Few things are worse than being alone when you aren’t strong enough to face your own thoughts. It’s something I think a few of us confronted during the height of COVID lockdowns and my capacity to remain truly “alone” was short-lived. I would be with my partner at the time, every day, non-stop. We wandered the Earth, making dates out of walking through cemeteries and waiting in line at grocery stores. It was the only way. The older I get the harder it is to be truly alone. I spent so much of my 20s in solitude, becoming embittered and curmudgeonly – as selfish as it sounds, my short-lived taste of community in my early 30s were some of the best moments of my life, and I certainly wasn’t going to let a pandemic compromise that. Death, as it were, was in solitude, aloneness. I had been dead for a long time.

Steven Soderbergh’s Kimi examines that loneliness and what it takes to hoist yourself from out of that rut of solitude. It’s disguised as a thriller, in the same way other Soderbergh films like Magic Mike is disguised as a stripper film, Ocean’s 11 as a heist film, etc. But ruminating underneath is a provocative deconstruction of surveillance and observation, worthy of comparison to Brian De Palma’s Blow Out or Francis Ford Coppola’s The Conversation. The canines of a banality like “we’re more connected but more alone” is sharper than I care to admit and in Kimi you find a character that relies on brief moments of connection to make her forget about the crushing aloneness of her insular, digitized life. It’s the best film about what it meant to live during the height COVID so far, and more importantly, a movie about how you’ve got to make yourself believe you’re not alone, even if you are.

Wood and Water
(Jonas Bak)

2021 was about regaining control. So I travelled, frequently by myself, around the world. The breeze from the Atlantic Ocean, from either sides in Miami or Lisbon, left me with the hopeful assumption that the archive of my despair will be swept away, erased, and recalibrated. That’s not how it panned out, obviously, but I can pretend. Lately I’ve been thinking about how my memory of someone is not the same memory that they share of me. Fondness is not always reciprocated.

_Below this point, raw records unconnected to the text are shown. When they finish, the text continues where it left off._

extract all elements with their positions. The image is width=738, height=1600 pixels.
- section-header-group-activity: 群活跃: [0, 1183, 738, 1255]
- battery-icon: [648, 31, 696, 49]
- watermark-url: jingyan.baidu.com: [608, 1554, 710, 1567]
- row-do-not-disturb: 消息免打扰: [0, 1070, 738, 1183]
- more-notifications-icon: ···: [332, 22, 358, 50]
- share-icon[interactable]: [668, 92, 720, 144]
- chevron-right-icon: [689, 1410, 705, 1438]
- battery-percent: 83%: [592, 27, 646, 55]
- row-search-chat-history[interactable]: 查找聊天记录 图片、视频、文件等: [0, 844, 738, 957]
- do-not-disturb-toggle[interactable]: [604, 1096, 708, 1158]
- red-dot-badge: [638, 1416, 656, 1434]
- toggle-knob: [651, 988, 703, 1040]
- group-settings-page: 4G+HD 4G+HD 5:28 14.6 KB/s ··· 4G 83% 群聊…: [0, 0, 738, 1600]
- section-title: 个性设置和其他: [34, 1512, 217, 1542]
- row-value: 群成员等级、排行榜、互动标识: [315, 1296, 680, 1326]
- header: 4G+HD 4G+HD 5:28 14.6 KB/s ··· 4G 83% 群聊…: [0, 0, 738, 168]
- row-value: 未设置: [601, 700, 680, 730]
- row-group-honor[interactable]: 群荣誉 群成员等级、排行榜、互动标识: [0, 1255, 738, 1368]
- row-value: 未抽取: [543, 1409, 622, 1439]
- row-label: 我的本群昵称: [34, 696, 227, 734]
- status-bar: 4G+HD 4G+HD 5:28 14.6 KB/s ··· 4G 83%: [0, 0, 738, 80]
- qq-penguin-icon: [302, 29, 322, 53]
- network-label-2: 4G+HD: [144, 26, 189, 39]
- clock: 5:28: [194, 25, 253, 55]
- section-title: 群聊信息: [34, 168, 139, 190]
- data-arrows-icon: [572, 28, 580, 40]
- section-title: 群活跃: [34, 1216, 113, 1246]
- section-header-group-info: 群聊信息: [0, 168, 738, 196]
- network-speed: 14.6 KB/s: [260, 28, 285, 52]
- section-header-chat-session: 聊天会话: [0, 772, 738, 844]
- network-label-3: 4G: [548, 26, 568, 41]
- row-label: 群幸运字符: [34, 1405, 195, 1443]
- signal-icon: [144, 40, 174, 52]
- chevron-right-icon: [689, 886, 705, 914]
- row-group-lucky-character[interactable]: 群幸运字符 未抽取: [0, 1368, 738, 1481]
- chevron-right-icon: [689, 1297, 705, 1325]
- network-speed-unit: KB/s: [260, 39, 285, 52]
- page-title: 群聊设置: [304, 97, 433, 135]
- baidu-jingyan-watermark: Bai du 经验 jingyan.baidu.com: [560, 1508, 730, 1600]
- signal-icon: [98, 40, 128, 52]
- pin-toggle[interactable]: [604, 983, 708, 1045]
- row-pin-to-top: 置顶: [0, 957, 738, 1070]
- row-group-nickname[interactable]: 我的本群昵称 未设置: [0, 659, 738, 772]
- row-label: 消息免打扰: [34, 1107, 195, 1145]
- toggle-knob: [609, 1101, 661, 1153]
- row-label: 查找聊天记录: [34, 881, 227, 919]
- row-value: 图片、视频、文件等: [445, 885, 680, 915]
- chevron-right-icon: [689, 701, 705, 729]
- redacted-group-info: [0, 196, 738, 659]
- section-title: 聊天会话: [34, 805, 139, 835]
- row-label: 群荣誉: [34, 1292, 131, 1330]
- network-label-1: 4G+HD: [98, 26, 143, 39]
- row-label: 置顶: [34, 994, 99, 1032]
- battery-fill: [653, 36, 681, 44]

Jonas Bak’s beautiful debut feature, Wood and Water, details a woman’s life following her husband’s death. She leads a quiet, solitary life. I hesitate to call her lonely, because the fine line between solitude and loneliness is tested to its limit here.  Bak’s actual mother plays the nameless “Mother”, where the film follows her from rural Germany to Hong Kong as she hopes to see her son after years apart. This is a gentle film reminiscent of Hong Sang-soo’s Night and Day and Chantel Akerman’s News From Home. Their power comes from their observational acuity, wherein the melancholy of wandering a bustling foreign land offers moments of profound clarity and painful reminders of our own smallness. Wood and Water conveys both senses with a tenderness that I felt in my marrow. The cacophony of city life can be anxiety-producing, to the point that opening a window can feel like getting inhaled into an abyss. This is a film that advocates for mindfulness, to take solace in the present. Fondness may not always be reciprocated, but there’s solace in knowing that.